The Supreme Court also rejected the government’s appeal in the case of a man referred to as G, who was arrested at the age of 13 for allegedly sexually assaulting two younger boys.

Judges said police records show the activity was consensual sexual experimentation that happened as a result of “dares”, but the man lost his job as a college library assistant after employers demanded an enhanced criminal records check.

The system was also found to be unlawful for Lorraine Gallagher, who was fined for driving and carrying a child without a seatbelt in the 1990s and had a job offer as a social carer revoked as a result.

However, judges allowed the appeal in relation to a man referred to as W, who had a conviction for assault during an after-school fight for which he was given a two-year conditional discharge.

The Court of Appeal previously found the system violated human rights laws in 2017 but that judgment was challenged by the home and justice secretaries and went to the Supreme Court.
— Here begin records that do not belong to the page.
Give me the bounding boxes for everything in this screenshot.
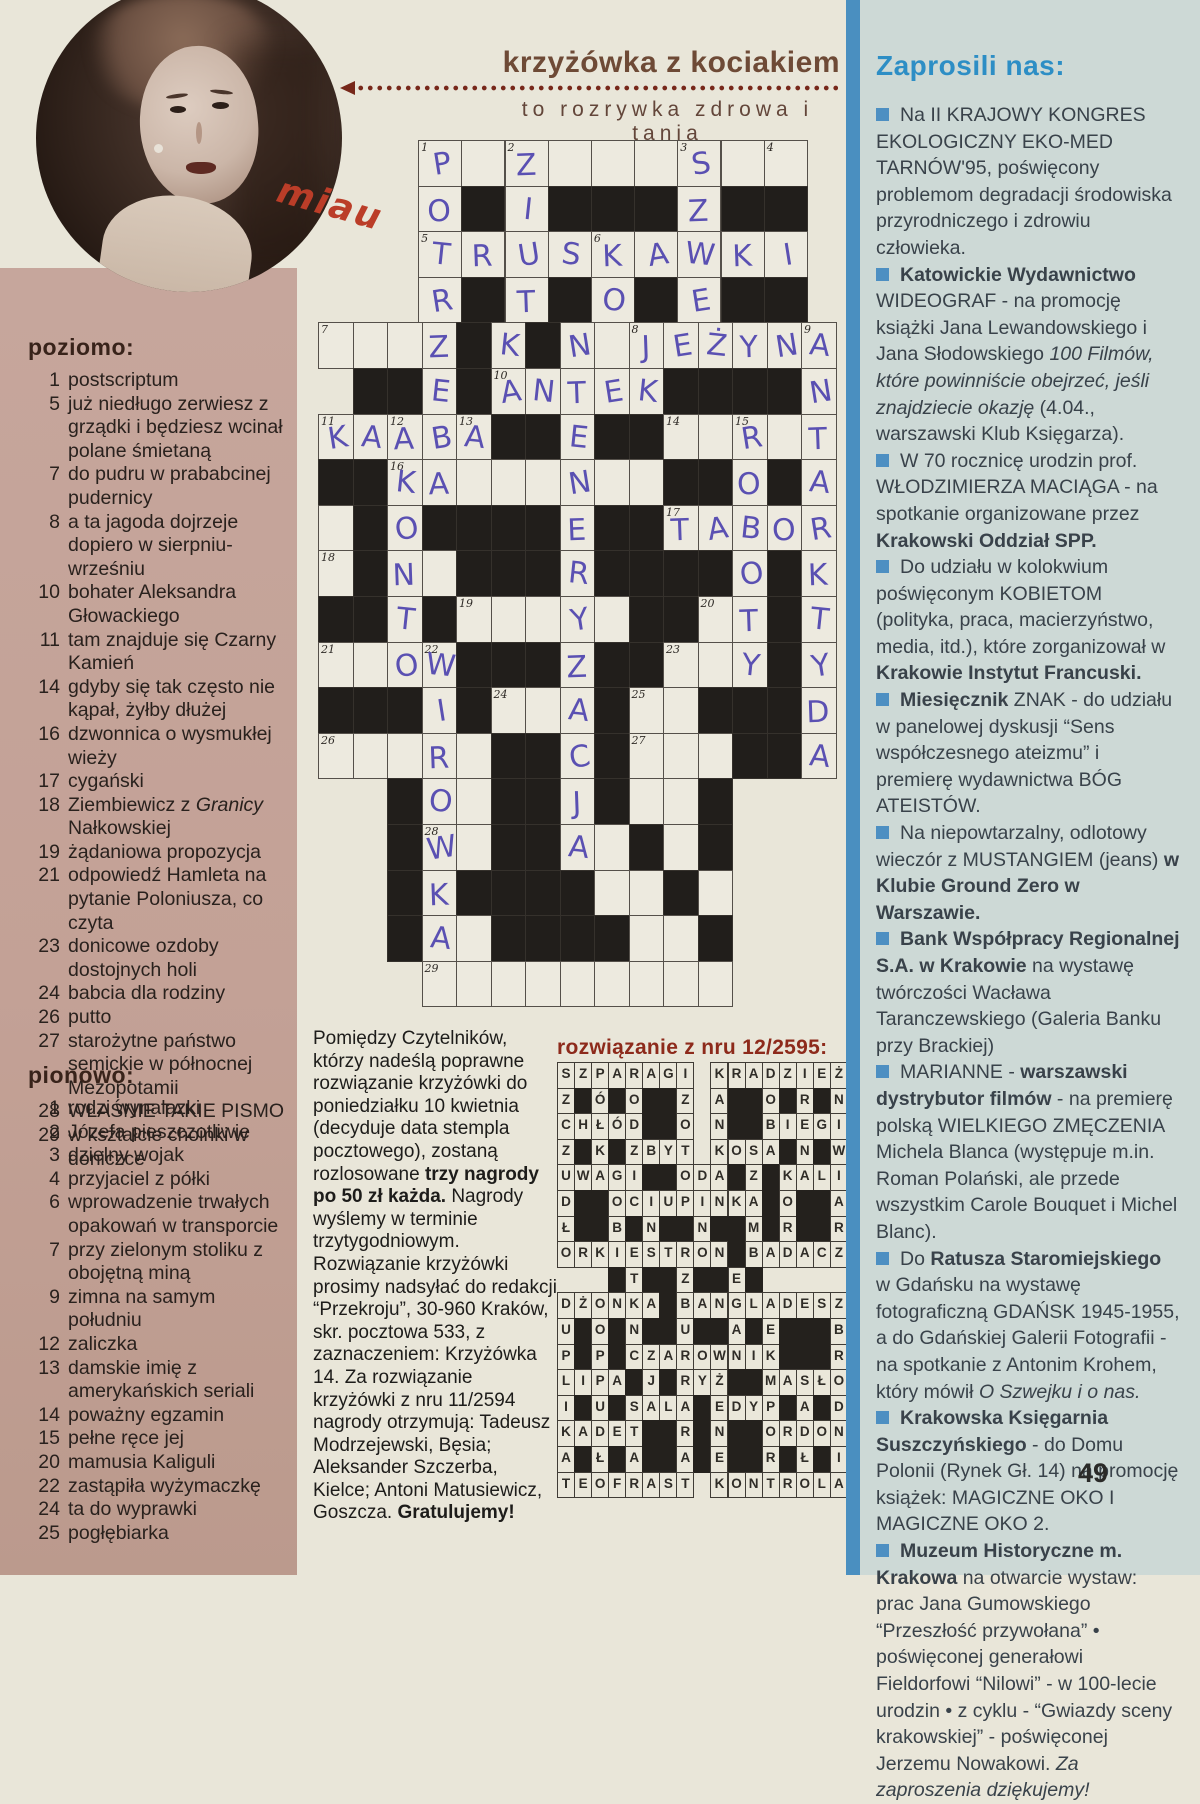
grid-cell-black — [732, 687, 768, 734]
solution-cell: Z — [676, 1088, 694, 1115]
solution-cell: L — [557, 1369, 575, 1396]
grid-cell-black — [594, 733, 630, 780]
grid-cell-black — [629, 414, 665, 461]
solution-letter: E — [575, 1476, 591, 1491]
grid-cell-black — [353, 505, 389, 552]
solution-letter: G — [729, 1296, 745, 1311]
grid-cell — [591, 140, 635, 187]
grid-cell: 13A — [456, 414, 492, 461]
text-run: Józefa pieszczotliwie — [68, 1121, 250, 1143]
solution-cell-black — [574, 1395, 592, 1422]
solution-letter: E — [626, 1245, 642, 1260]
grid-cell: 12A — [387, 414, 423, 461]
solution-cell: Ł — [591, 1446, 609, 1473]
solution-letter: N — [711, 1245, 727, 1260]
invitation-item: Miesięcznik ZNAK - do udziału w panelowe… — [876, 687, 1180, 820]
clue-item: 14poważny egzamin — [34, 1404, 286, 1428]
clue-number: 2 — [34, 1121, 60, 1145]
grid-cell: A — [560, 824, 596, 871]
solution-letter: B — [609, 1220, 625, 1235]
solution-letter: Ł — [797, 1450, 813, 1465]
solution-cell-black — [574, 1318, 592, 1345]
grid-cell: K — [491, 322, 527, 369]
solution-cell: R — [574, 1241, 592, 1268]
solution-cell-black — [693, 1318, 711, 1345]
square-bullet-icon — [876, 1065, 889, 1078]
solution-cell: B — [642, 1139, 660, 1166]
handwritten-letter: B — [732, 506, 770, 551]
solution-cell: R — [779, 1472, 797, 1499]
text-run: damskie imię z amerykańskich seriali — [68, 1357, 254, 1403]
solution-cell: L — [745, 1292, 763, 1319]
handwritten-letter: E — [559, 509, 594, 552]
grid-cell — [491, 961, 527, 1008]
solution-letter: A — [643, 1399, 659, 1414]
grid-cell-black — [764, 277, 808, 324]
clue-number: 1 — [34, 1097, 60, 1121]
clue-item: 1postscriptum — [34, 369, 286, 393]
solution-cell: O — [693, 1241, 711, 1268]
grid-cell-black — [594, 414, 630, 461]
dotted-arrow — [356, 84, 838, 92]
solution-cell: N — [710, 1420, 728, 1447]
square-bullet-icon — [876, 1252, 889, 1265]
grid-cell-black — [387, 824, 423, 871]
solution-cell: N — [710, 1241, 728, 1268]
solution-letter: A — [643, 1476, 659, 1491]
grid-cell-black — [594, 642, 630, 689]
solution-cell-black — [813, 1395, 831, 1422]
clue-number: 6 — [34, 1191, 60, 1215]
clue-number: 13 — [34, 1357, 60, 1381]
grid-cell — [461, 140, 505, 187]
solution-letter: I — [746, 1348, 762, 1363]
solution-cell: E — [625, 1241, 643, 1268]
solution-letter: I — [780, 1117, 796, 1132]
clue-number: 27 — [34, 1030, 60, 1054]
solution-cell: P — [557, 1344, 575, 1371]
solution-cell: S — [557, 1062, 575, 1089]
solution-letter: G — [609, 1168, 625, 1183]
solution-cell-black — [813, 1190, 831, 1217]
grid-cell — [663, 915, 699, 962]
cell-number: 25 — [632, 688, 646, 701]
grid-cell: E — [663, 322, 699, 369]
handwritten-letter: T — [662, 509, 697, 552]
solution-cell: O — [728, 1472, 746, 1499]
solution-letter: Y — [660, 1143, 676, 1158]
grid-cell — [353, 322, 389, 369]
grid-cell: 17T — [663, 505, 699, 552]
grid-cell — [456, 733, 492, 780]
solution-letter: T — [626, 1271, 642, 1286]
solution-cell: N — [608, 1292, 626, 1319]
text-run: wprowadzenie trwałych opakowań w transpo… — [68, 1191, 278, 1237]
solution-cell-black — [608, 1344, 626, 1371]
solution-cell: M — [745, 1216, 763, 1243]
clue-item: 26putto — [34, 1006, 286, 1030]
grid-cell: A — [560, 687, 596, 734]
solution-cell: O — [608, 1190, 626, 1217]
solution-cell: K — [779, 1164, 797, 1191]
solution-letter: A — [677, 1399, 693, 1414]
solution-letter: E — [729, 1271, 745, 1286]
clue-item: 21odpowiedź Hamleta na pytanie Poloniusz… — [34, 864, 286, 935]
photo-nose — [196, 122, 202, 144]
solution-cell-black — [693, 1420, 711, 1447]
grid-cell — [387, 322, 423, 369]
solution-letter: O — [558, 1245, 574, 1260]
handwritten-letter: A — [421, 917, 459, 962]
solution-cell: R — [779, 1216, 797, 1243]
solution-cell-black — [745, 1267, 763, 1294]
solution-letter: K — [711, 1476, 727, 1491]
solution-cell-black — [762, 1216, 780, 1243]
grid-cell-black — [698, 550, 734, 597]
solution-cell: R — [676, 1369, 694, 1396]
handwritten-letter: U — [505, 232, 553, 280]
grid-cell: 14 — [663, 414, 699, 461]
clue-number: 25 — [34, 1522, 60, 1546]
grid-cell: N — [560, 459, 596, 506]
clue-number: 9 — [34, 1286, 60, 1310]
text-run: - na premierę polską WIELKIEGO ZMĘCZENIA… — [876, 1088, 1177, 1243]
solution-letter: T — [677, 1476, 693, 1491]
text-run: MARIANNE - — [900, 1061, 1020, 1083]
handwritten-letter: W — [677, 232, 723, 278]
invitations-heading: Zaprosili nas: — [876, 50, 1180, 82]
solution-cell: G — [813, 1113, 831, 1140]
grid-cell-black — [525, 414, 561, 461]
text-run: a ta jagoda dojrzeje dopiero w sierpniu-… — [68, 511, 238, 580]
solution-letter: O — [831, 1373, 847, 1388]
grid-cell: 8J — [629, 322, 665, 369]
square-bullet-icon — [876, 108, 889, 121]
solution-letter: R — [626, 1476, 642, 1491]
grid-cell — [353, 733, 389, 780]
photo-lips — [186, 162, 216, 174]
grid-cell: Ż — [698, 322, 734, 369]
handwritten-letter: Z — [421, 327, 456, 370]
solution-letter: A — [763, 1143, 779, 1158]
solution-letter: R — [780, 1424, 796, 1439]
page-number: 49 — [1078, 1458, 1108, 1489]
text-run: Granicy — [196, 794, 263, 816]
solution-cell-black — [745, 1088, 763, 1115]
handwritten-letter: O — [421, 780, 459, 825]
solution-cell: A — [591, 1164, 609, 1191]
solution-cell: A — [676, 1395, 694, 1422]
solution-cell: I — [608, 1241, 626, 1268]
solution-cell-black — [608, 1088, 626, 1115]
cell-number: 24 — [494, 688, 508, 701]
solution-cell: K — [557, 1420, 575, 1447]
grid-cell-black — [456, 642, 492, 689]
text-run: pogłębiarka — [68, 1522, 169, 1544]
grid-cell — [594, 596, 630, 643]
solution-cell-black — [642, 1164, 660, 1191]
grid-cell — [525, 687, 561, 734]
clue-number: 11 — [34, 629, 60, 653]
grid-cell: Y — [732, 322, 768, 369]
grid-cell-black — [456, 368, 492, 415]
solution-cell: R — [762, 1446, 780, 1473]
solution-cell: E — [762, 1318, 780, 1345]
clue-number: 7 — [34, 463, 60, 487]
grid-cell-black — [387, 870, 423, 917]
grid-cell-black — [629, 642, 665, 689]
solution-letter: W — [575, 1168, 591, 1183]
solution-cell: D — [728, 1395, 746, 1422]
solution-letter: N — [694, 1220, 710, 1235]
handwritten-letter: R — [801, 506, 841, 553]
square-bullet-icon — [876, 268, 889, 281]
grid-cell: A — [353, 414, 389, 461]
clue-number: 26 — [34, 1006, 60, 1030]
solution-cell: Z — [779, 1062, 797, 1089]
solution-letter: E — [814, 1066, 830, 1081]
clue-item: 4przyjaciel z półki — [34, 1168, 286, 1192]
text-run: Ratusza Staromiejskiego — [930, 1248, 1161, 1270]
grid-cell — [698, 961, 734, 1008]
solution-heading: rozwiązanie z nru 12/2595: — [557, 1036, 827, 1060]
text-run: gdyby się tak często nie kąpał, żyłby dł… — [68, 676, 275, 722]
grid-cell — [698, 870, 734, 917]
text-run: pełne ręce jej — [68, 1427, 184, 1449]
solution-cell: I — [779, 1113, 797, 1140]
grid-cell-black — [663, 368, 699, 415]
text-run: do pudru w prababcinej pudernicy — [68, 463, 271, 509]
clue-item: 17cygański — [34, 770, 286, 794]
cell-number: 19 — [459, 597, 473, 610]
solution-letter: A — [643, 1066, 659, 1081]
handwritten-letter: A — [801, 461, 839, 506]
grid-cell-black — [461, 186, 505, 233]
handwritten-letter: R — [421, 737, 456, 780]
solution-cell: O — [728, 1139, 746, 1166]
grid-cell: I — [764, 231, 808, 278]
text-run: Na niepowtarzalny, odlotowy wieczór z MU… — [876, 822, 1164, 871]
solution-letter: I — [831, 1450, 847, 1465]
solution-cell-black — [659, 1446, 677, 1473]
grid-cell-black — [767, 368, 803, 415]
grid-cell — [629, 961, 665, 1008]
solution-letter: D — [831, 1399, 847, 1414]
solution-cell: E — [608, 1420, 626, 1447]
solution-cell: A — [745, 1190, 763, 1217]
grid-cell-black — [663, 550, 699, 597]
solution-letter: K — [626, 1296, 642, 1311]
solution-cell-black — [659, 1216, 677, 1243]
solution-letter: L — [558, 1373, 574, 1388]
solution-cell: O — [676, 1164, 694, 1191]
grid-cell-black — [491, 870, 527, 917]
handwritten-letter: N — [386, 555, 421, 598]
text-run: postscriptum — [68, 369, 179, 391]
solution-letter: S — [626, 1399, 642, 1414]
solution-letter: O — [677, 1117, 693, 1132]
solution-cell: Ł — [591, 1113, 609, 1140]
solution-letter: H — [575, 1117, 591, 1132]
solution-letter: Z — [643, 1348, 659, 1363]
solution-letter: C — [626, 1348, 642, 1363]
grid-cell: C — [560, 733, 596, 780]
solution-cell: A — [608, 1062, 626, 1089]
solution-letter: R — [797, 1092, 813, 1107]
grid-cell: Y — [801, 642, 837, 689]
solution-letter: O — [780, 1194, 796, 1209]
grid-cell — [663, 778, 699, 825]
grid-cell: N — [767, 322, 803, 369]
solution-letter: R — [677, 1373, 693, 1388]
handwritten-letter: I — [764, 232, 812, 280]
solution-letter: A — [797, 1245, 813, 1260]
solution-letter: A — [746, 1194, 762, 1209]
solution-cell: B — [762, 1113, 780, 1140]
solution-letter: Ł — [558, 1220, 574, 1235]
solution-cell: U — [591, 1395, 609, 1422]
grid-cell — [456, 459, 492, 506]
grid-cell: N — [560, 322, 596, 369]
solution-cell: P — [591, 1369, 609, 1396]
solution-letter: C — [814, 1245, 830, 1260]
solution-cell: Ł — [813, 1369, 831, 1396]
solution-cell: N — [745, 1472, 763, 1499]
grid-cell-black — [663, 596, 699, 643]
handwritten-letter: A — [559, 825, 597, 870]
grid-cell — [456, 778, 492, 825]
handwritten-letter: K — [421, 874, 456, 917]
solution-cell-black — [693, 1395, 711, 1422]
grid-cell — [456, 961, 492, 1008]
solution-letter: O — [592, 1476, 608, 1491]
text-run: bohater Aleksandra Głowackiego — [68, 581, 236, 627]
grid-cell: N — [525, 368, 561, 415]
clue-number: 10 — [34, 581, 60, 605]
handwritten-letter: S — [677, 141, 725, 189]
grid-cell-black — [491, 824, 527, 871]
text-run: ta do wyprawki — [68, 1498, 197, 1520]
solution-cell: T — [676, 1472, 694, 1499]
solution-cell: C — [557, 1113, 575, 1140]
grid-cell: T — [801, 414, 837, 461]
solution-letter: N — [711, 1424, 727, 1439]
grid-cell-black — [525, 733, 561, 780]
handwritten-letter: N — [525, 369, 563, 414]
solution-cell-black — [745, 1318, 763, 1345]
solution-cell-black — [676, 1216, 694, 1243]
solution-cell-black — [659, 1420, 677, 1447]
square-bullet-icon — [876, 932, 889, 945]
handwritten-letter: E — [559, 415, 597, 460]
solution-letter: O — [729, 1476, 745, 1491]
solution-letter: L — [746, 1296, 762, 1311]
text-run: tam znajduje się Czarny Kamień — [68, 629, 276, 675]
solution-cell: A — [676, 1446, 694, 1473]
grid-cell-black — [698, 824, 734, 871]
solution-cell: F — [608, 1472, 626, 1499]
clue-number: 3 — [34, 1144, 60, 1168]
clue-item: 7przy zielonym stoliku z obojętną miną — [34, 1239, 286, 1286]
solution-letter: U — [558, 1168, 574, 1183]
clue-number: 24 — [34, 1498, 60, 1522]
text-run: Krakowie Instytut Francuski. — [876, 662, 1142, 684]
solution-letter: S — [558, 1066, 574, 1081]
solution-cell-black — [659, 1113, 677, 1140]
solution-letter: Z — [677, 1271, 693, 1286]
solution-cell-black — [813, 1139, 831, 1166]
solution-letter: O — [626, 1092, 642, 1107]
grid-cell: E — [594, 368, 630, 415]
solution-letter: J — [643, 1373, 659, 1388]
solution-cell: C — [625, 1190, 643, 1217]
solution-letter: Z — [558, 1092, 574, 1107]
grid-cell: D — [801, 687, 837, 734]
text-run: przy zielonym stoliku z obojętną miną — [68, 1239, 263, 1285]
text-run: Miesięcznik — [900, 689, 1008, 711]
clue-item: 3dzielny wojak — [34, 1144, 286, 1168]
solution-cell: A — [642, 1395, 660, 1422]
text-run: Do udziału w kolokwium poświęconym KOBIE… — [876, 556, 1165, 658]
clue-item: 1rodzi wynalazki — [34, 1097, 286, 1121]
clue-number: 17 — [34, 770, 60, 794]
grid-cell-black — [353, 459, 389, 506]
solution-letter: E — [609, 1424, 625, 1439]
grid-cell: 27 — [629, 733, 665, 780]
clue-item: 2Józefa pieszczotliwie — [34, 1121, 286, 1145]
solution-letter: B — [643, 1143, 659, 1158]
handwritten-letter: T — [418, 232, 464, 278]
solution-letter: B — [831, 1322, 847, 1337]
solution-cell: T — [625, 1267, 643, 1294]
solution-letter: E — [711, 1399, 727, 1414]
solution-cell: D — [557, 1292, 575, 1319]
solution-letter: Y — [694, 1373, 710, 1388]
square-bullet-icon — [876, 1411, 889, 1424]
grid-cell-black — [594, 778, 630, 825]
grid-cell-black — [456, 505, 492, 552]
invitation-item: Do udziału w kolokwium poświęconym KOBIE… — [876, 554, 1180, 687]
solution-cell-black — [642, 1088, 660, 1115]
handwritten-letter: N — [801, 369, 841, 416]
solution-cell: N — [710, 1190, 728, 1217]
grid-cell-black — [491, 550, 527, 597]
solution-cell-black — [608, 1446, 626, 1473]
grid-cell: E — [560, 505, 596, 552]
solution-letter: B — [677, 1296, 693, 1311]
grid-cell: K — [721, 231, 765, 278]
solution-letter: Z — [677, 1092, 693, 1107]
handwritten-letter: K — [490, 324, 528, 369]
handwritten-letter: K — [387, 461, 425, 506]
solution-cell: O — [625, 1088, 643, 1115]
text-run: Gratulujemy! — [397, 1502, 514, 1523]
solution-letter: A — [592, 1168, 608, 1183]
solution-cell: S — [625, 1395, 643, 1422]
solution-cell: B — [608, 1216, 626, 1243]
solution-letter: K — [711, 1066, 727, 1081]
solution-cell: E — [796, 1292, 814, 1319]
grid-cell-black — [318, 596, 354, 643]
clue-number: 12 — [34, 1333, 60, 1357]
solution-cell: B — [676, 1292, 694, 1319]
cell-number: 29 — [425, 962, 439, 975]
solution-cell: R — [676, 1344, 694, 1371]
grid-cell-black — [387, 687, 423, 734]
cell-number: 27 — [632, 734, 646, 747]
solution-letter: D — [558, 1296, 574, 1311]
grid-cell-black — [548, 186, 592, 233]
Judges found the extent of disclosed records was “not in accordance with the law” within the meaning of article eight of the European Convention on Human Rights (ECHR), which protects the right to private life.

At the time, the decision was hailed as a landmark that gave hope to many whose ambitions are said to have been dashed by mistakes in their past.

The children’s charity Just for Kids Law said Wednesday’s ruling “could benefit thousands of children issued with youth cautions every year”.

Enver Solomon, chief executive of Just for Kids Law, added: “This judgment makes clear that the disclosure of reprimands and cautions, the legal equivalent of a slap on the wrist, is disproportionate and damaging to the future rehabilitation of children, preventing them from moving on from their past.”

Christopher Stacey, co-director of Unlock, which intervened in the case, urged the government to “commit to carrying out a fundamental review of the wider criminal records disclosure regime”.